Medical surgical masks can effectively prevent the spread of pathogens and protect healthy people. BFE is expressed as the percentage of aerosols filtered by the medical surgical mask filter material at a specified flow rate and is an important parameter for evaluating the performance of medical surgical masks [4.5]. The BFE system generates bioaerosols in an artificially controlled environment and evaluates the protective performance and safety of medical surgical masks by calculating the microbial aerosol filtration efficiency. The system program has three modes: purification, maintenance, and testing. This program not only ensures the accuracy of experimental results but also ensures the safety of experimental personnel, experimental samples, and the experimental environment.

Regular Maintenance

If water droplets are present in the water separator and aerator, loosen the knob at the bottom of the water separator and air filter to drain the water. After draining, re-tighten the knob. The HEPA filter included with the detector is a consumable item and should normally be replaced once a year.

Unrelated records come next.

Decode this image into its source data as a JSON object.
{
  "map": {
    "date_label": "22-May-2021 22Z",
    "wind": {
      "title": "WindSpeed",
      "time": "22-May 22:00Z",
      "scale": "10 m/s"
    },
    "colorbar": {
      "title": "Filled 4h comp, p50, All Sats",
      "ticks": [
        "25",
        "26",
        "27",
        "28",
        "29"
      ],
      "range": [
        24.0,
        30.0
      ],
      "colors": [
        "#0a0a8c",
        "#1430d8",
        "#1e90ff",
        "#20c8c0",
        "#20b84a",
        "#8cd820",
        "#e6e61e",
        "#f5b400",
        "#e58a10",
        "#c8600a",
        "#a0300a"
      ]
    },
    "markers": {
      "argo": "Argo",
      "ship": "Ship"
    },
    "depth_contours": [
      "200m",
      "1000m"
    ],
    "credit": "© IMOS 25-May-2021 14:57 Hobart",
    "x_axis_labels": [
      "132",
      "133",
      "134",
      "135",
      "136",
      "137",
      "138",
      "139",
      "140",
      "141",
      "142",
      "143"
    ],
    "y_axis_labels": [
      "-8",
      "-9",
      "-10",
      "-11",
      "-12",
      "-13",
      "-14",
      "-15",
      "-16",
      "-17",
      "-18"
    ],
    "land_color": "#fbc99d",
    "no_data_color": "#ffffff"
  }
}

Daily Maintenance: This detector should be used in a well-ventilated, dry, dust-free environment free from strong electromagnetic interference. The power cord may become loose or disconnected after long-term use. Inspect the power cord before each use to ensure it is free of damage, cracks, or disconnections.

Clean the instrument with a soft cloth and a neutral detergent. Before cleaning, disconnect the power cord. Do not use volatile substances such as thinners and benzene to clean the instrument, as these may change the color of the instrument housing, erase the markings on the housing, or blur the touchscreen display.